We wrote it knowing it was the final heavy song on the record, so it had to be a fitting last song for sure. I write all the lyrics separately though, I write them on my own, then match them up to the songs the other two write based on the emotions or themes of each one. I didn’t write this song knowing that it would be the penultimate song, but I am pleased with how it fits in that place for sure!

I do end up editing or changing the lyrics to fit, I will reorder them or change the wording slightly to fit the rhythm or mood, so the placing of the song will definitely affect the writing of it.

The first verse of “A Thought, Ablaze” seems to me like it’s describing a very particular nihilistic subculture common on the internet, but that feels like a reductive interpretation. What was aim of this song, and why did you decide to end the record with this particular message?

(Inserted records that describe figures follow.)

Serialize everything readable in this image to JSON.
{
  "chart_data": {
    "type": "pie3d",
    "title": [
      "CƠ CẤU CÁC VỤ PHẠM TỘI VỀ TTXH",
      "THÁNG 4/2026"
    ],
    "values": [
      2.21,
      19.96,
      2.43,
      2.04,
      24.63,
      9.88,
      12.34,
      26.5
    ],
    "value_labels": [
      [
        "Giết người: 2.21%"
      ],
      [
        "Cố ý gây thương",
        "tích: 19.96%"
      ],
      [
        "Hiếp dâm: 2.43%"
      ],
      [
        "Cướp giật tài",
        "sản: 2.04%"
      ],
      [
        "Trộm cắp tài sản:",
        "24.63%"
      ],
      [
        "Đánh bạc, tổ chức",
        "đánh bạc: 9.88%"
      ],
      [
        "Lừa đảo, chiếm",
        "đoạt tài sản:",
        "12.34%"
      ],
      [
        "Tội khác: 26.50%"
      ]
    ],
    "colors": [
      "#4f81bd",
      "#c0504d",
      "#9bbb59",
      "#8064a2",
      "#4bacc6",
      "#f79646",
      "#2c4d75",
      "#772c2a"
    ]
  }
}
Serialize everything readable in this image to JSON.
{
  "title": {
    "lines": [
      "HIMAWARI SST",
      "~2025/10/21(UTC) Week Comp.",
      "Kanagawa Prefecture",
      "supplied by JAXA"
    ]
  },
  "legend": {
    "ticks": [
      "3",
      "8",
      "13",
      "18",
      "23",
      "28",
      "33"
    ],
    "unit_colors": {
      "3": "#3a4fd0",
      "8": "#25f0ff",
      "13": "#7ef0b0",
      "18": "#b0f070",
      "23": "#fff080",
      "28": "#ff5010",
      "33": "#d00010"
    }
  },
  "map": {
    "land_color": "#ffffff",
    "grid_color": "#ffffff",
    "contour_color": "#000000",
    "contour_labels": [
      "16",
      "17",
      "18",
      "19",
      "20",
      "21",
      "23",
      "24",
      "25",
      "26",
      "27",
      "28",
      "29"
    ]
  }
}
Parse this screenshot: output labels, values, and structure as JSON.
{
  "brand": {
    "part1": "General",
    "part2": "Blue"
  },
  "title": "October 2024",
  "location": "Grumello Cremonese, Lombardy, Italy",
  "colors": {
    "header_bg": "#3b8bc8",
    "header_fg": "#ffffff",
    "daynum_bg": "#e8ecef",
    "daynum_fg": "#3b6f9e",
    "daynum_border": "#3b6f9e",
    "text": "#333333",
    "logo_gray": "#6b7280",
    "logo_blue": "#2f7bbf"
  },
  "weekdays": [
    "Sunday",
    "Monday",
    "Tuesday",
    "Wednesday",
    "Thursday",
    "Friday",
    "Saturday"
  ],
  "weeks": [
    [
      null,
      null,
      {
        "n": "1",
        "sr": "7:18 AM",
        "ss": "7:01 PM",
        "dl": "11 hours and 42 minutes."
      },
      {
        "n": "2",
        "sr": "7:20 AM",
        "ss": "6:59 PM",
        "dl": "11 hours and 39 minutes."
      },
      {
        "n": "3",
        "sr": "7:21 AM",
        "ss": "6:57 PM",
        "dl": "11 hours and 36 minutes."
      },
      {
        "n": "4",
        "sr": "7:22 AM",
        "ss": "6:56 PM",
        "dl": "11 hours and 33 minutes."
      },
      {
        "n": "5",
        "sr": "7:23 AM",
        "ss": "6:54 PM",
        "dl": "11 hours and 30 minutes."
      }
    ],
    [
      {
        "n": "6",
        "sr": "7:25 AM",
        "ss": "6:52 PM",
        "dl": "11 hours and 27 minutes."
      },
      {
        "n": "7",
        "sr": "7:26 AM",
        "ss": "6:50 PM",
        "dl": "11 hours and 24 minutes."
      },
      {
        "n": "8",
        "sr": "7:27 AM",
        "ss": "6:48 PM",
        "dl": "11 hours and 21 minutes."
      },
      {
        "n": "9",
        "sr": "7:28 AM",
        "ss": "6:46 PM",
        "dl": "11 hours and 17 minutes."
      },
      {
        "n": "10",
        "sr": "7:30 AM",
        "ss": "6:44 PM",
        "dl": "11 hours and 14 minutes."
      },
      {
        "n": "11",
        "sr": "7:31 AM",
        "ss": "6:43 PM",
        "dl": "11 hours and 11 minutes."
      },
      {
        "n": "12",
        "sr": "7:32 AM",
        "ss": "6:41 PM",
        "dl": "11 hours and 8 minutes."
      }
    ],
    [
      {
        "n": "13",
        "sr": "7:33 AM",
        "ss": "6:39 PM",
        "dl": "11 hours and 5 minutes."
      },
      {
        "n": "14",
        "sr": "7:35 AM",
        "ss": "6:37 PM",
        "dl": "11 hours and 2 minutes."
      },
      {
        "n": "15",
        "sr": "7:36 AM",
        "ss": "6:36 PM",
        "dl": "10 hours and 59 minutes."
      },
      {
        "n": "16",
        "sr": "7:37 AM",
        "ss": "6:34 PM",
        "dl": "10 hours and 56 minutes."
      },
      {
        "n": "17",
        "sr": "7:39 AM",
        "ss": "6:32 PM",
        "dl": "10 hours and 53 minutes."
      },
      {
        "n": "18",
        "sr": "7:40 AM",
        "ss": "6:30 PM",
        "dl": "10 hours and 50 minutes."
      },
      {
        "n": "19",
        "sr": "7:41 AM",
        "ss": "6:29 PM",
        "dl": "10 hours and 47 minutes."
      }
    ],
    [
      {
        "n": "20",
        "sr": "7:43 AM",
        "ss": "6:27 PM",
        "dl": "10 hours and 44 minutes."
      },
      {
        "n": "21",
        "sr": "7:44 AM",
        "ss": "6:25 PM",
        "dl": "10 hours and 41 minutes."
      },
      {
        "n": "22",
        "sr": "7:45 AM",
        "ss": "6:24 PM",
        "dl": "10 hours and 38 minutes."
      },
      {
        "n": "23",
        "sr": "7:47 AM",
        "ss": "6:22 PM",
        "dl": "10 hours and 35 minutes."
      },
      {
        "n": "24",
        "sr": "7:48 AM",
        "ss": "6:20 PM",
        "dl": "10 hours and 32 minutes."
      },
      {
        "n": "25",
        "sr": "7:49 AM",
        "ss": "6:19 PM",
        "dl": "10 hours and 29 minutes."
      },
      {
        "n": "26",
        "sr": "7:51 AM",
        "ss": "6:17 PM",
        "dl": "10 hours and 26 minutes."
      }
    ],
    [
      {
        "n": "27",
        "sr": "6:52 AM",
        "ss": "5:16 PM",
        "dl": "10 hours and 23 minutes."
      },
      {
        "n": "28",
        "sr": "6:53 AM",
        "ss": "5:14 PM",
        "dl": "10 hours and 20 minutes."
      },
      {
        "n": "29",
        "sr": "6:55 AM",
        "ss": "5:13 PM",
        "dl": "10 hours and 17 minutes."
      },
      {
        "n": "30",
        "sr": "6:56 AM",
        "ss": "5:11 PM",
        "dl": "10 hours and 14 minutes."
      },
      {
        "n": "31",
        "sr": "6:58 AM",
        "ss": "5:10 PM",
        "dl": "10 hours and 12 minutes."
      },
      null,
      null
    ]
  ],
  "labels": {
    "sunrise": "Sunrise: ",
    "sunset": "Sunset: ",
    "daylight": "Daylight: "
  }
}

To be honest, that first verse was aimed at the far right and the scapegoating they use, which is very prominent online. I wanted convey how much this can take from you. When you see those subcultures up close they are very ugly and depressing, it is very sad, angry, disempowered people that have chosen to attack those below them rather than actually look at where there problems come from. Everyone knows that our failing economies and struggling healthcare systems are caused by the intentional mismanagement of the rich and powerful, not refugees from war zones. It is not migrants that outsourced all our industry to foreign countries with lax labour laws, you can’t blame working class people from a different continent that moved here to support their families for the destruction of the welfare state. That’s ridiculous, dishonest and cowardly. But it’s also easy, it’s easy to blame a small defenceless section of society over which you have some power, than try and tackle the faceless powers of corporations and the state. Focusing on these struggles is horrid, and can be quite draining, as is fighting to save the environment, protecting animals, opposing draconian labour laws, or trying to provide women with reproductive healthcare. All these struggles take a little piece of you each time, but I feel that as long as we are alive, we will continue to fight for what’s right.